Fighting to Win
Continued

by Lisa Aichlmayr
photos by Allison Waltz

After she told her husband, Melody Pees faced the problem again when it came to telling the rest of their children.

"I made up my mind I was going to tell them very matter-of-factly and not let my emotions in," Melody Pees says. "I tried to be that way but not cold about it. Their response was hugs and tears and, 'Are you going to be OK?'"

She says she wanted everyone to go about life as usual, so that fear of the worst-case scenarios did not get a chance to creep in.

Dean Pees says he and their children agreeed to try this for her.

"We have all taken the approach to be very positive and be supportive," he says. "It's just how you handle it in your everyday routine. To all of a sudden change your lifestyle wouldn't make it easier for her."

But he admits working to make life normal can become very difficult.

Aside from her family, Melody Pees was reluctant to tell others, including the football team.

"If I told people, it validated it," she says.

But her husband asked her to tell the team because, with her surgery to remove the cancer quickly approaching, he would not be with the team on Monday, Aug. 21.

"In 29 years, he never missed a practice or anything, so it was a big thing to miss a practice," she says. "He wanted the team to know it was something very important."

Dean Pees says there was a second, more personal reason.

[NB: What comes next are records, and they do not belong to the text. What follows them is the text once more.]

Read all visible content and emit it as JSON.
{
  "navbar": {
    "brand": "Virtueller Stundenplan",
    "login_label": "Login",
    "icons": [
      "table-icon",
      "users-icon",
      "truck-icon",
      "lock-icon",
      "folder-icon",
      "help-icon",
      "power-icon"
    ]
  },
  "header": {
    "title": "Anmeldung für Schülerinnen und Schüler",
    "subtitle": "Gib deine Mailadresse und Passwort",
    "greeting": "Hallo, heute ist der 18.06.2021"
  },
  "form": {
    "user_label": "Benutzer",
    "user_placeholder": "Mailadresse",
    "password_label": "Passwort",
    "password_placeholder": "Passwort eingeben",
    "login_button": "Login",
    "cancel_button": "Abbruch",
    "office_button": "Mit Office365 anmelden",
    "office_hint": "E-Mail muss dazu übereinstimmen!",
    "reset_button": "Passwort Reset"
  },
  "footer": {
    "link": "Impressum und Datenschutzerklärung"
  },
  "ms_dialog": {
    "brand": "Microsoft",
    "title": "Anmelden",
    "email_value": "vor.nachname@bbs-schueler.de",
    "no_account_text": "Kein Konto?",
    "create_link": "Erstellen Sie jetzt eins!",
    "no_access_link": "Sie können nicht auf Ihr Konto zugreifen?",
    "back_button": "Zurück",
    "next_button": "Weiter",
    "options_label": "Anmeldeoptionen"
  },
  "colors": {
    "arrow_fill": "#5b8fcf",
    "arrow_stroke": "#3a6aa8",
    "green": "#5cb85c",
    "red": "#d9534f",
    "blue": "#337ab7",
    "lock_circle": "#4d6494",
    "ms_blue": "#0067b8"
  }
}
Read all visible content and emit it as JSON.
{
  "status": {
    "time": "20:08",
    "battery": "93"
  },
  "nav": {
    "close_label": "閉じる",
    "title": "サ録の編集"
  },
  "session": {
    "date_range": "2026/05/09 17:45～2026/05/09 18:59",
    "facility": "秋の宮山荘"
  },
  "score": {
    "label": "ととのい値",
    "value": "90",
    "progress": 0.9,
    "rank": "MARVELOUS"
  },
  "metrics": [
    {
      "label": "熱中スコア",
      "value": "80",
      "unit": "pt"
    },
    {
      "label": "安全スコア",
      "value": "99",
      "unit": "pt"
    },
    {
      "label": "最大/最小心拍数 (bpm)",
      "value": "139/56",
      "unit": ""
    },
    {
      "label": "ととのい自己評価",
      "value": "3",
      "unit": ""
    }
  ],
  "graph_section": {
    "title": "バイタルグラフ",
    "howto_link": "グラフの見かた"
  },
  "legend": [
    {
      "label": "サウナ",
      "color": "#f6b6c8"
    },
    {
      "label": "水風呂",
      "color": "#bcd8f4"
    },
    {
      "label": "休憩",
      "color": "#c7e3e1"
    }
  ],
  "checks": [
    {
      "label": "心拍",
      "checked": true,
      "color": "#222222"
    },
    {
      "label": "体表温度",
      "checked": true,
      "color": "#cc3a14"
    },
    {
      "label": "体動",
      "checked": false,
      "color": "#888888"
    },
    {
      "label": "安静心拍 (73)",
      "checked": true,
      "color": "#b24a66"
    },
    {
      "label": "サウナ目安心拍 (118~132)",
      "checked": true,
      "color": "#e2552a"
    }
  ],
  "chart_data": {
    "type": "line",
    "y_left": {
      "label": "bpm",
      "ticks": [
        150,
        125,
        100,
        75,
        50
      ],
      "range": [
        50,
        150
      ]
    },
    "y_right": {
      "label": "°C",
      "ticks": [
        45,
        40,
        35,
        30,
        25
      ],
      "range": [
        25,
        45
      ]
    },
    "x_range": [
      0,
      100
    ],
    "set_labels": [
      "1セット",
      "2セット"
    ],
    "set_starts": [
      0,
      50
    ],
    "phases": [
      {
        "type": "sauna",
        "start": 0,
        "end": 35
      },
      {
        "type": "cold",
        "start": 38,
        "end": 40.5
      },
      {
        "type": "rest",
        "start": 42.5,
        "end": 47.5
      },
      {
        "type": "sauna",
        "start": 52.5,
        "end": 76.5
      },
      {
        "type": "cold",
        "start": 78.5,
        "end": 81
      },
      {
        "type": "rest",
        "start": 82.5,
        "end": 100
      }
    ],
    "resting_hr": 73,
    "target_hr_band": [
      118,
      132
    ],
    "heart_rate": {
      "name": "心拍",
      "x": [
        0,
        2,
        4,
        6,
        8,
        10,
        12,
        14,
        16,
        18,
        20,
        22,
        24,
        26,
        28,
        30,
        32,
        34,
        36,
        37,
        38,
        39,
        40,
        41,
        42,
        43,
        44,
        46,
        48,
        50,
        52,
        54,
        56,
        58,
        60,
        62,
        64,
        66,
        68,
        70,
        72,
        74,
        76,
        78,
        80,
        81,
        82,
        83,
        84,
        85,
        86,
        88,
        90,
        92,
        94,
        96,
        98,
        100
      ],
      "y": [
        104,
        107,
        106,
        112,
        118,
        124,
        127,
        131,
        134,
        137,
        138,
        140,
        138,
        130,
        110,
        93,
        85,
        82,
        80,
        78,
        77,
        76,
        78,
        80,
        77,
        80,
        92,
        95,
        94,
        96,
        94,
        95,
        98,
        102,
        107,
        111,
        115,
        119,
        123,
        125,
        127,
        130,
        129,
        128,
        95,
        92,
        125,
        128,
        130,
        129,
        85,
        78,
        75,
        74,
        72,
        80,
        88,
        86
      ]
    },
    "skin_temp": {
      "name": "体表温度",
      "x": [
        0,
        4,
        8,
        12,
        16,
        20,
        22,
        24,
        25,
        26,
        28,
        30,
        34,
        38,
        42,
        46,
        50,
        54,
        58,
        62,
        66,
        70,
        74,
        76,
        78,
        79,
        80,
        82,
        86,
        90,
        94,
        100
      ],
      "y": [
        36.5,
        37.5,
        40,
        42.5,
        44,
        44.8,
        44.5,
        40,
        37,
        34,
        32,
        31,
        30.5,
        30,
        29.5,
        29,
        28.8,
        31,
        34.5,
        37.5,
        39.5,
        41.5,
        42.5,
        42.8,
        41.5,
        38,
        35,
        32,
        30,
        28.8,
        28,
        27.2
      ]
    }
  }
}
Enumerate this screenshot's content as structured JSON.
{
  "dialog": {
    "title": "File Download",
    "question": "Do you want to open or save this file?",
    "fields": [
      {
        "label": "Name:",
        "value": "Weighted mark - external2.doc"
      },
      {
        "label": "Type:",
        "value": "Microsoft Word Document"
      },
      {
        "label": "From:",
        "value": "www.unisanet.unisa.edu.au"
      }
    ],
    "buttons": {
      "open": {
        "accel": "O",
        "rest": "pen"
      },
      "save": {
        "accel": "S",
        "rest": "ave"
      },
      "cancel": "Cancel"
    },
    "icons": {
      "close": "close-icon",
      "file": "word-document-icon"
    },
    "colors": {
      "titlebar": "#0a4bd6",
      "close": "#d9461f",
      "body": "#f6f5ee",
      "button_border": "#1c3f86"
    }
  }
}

"We always talk about the team as a family," he says, adding that he wants the team to trust him in similar situations.

What the Pees hadn't expected was the outpouring of emotion and support from the players.

"It was the best thing to do, to tell his team," Melody Pees says. "They have been such a big part of the healing process."

After her husband told the players, they "came in looking like they just lost their best friend," she says.

Dean Pees says it was extremely difficult to tell his players the day before her surgery.

"I knew some of the guys would take it pretty hard," he says. "It was also hard to talk about it since I hadn't talked openly about it. Watching the reactions on their faces was hard."

Melody Pees says the players, even their parents, sent her daisies and cards while she was in the hospital.

Within two weeks of her surgery, when an average rest time is about eight weeks, she traveled with the team to the Purdue University game.

"I knew I needed to be with them because they were instrumental to my healing."

As Meldoy Pees talks about the team's support, her eyes begin to water, as she is perhaps thinking about the scores of flowers in her hospital room, or maybe the heart-felt how-are-yous that the players are sure to ask.

Whichever scene crossed her mind, it was the one thing that began to break her composure, began to show the intense feelings behind her experience with cancer along with the strength she felt from the support of those around her.

With this support, she then took the attitude to "hit it head on and do what you have to do and believe that you are going to be fine," she says. "Along the way you have a lot of people who sincerely care about what you're going through."

Where she was once reluctant to let peopleknow, she saw after the Purdue game the opposite was true.

"I didn't know how badly I needed people to know," she says.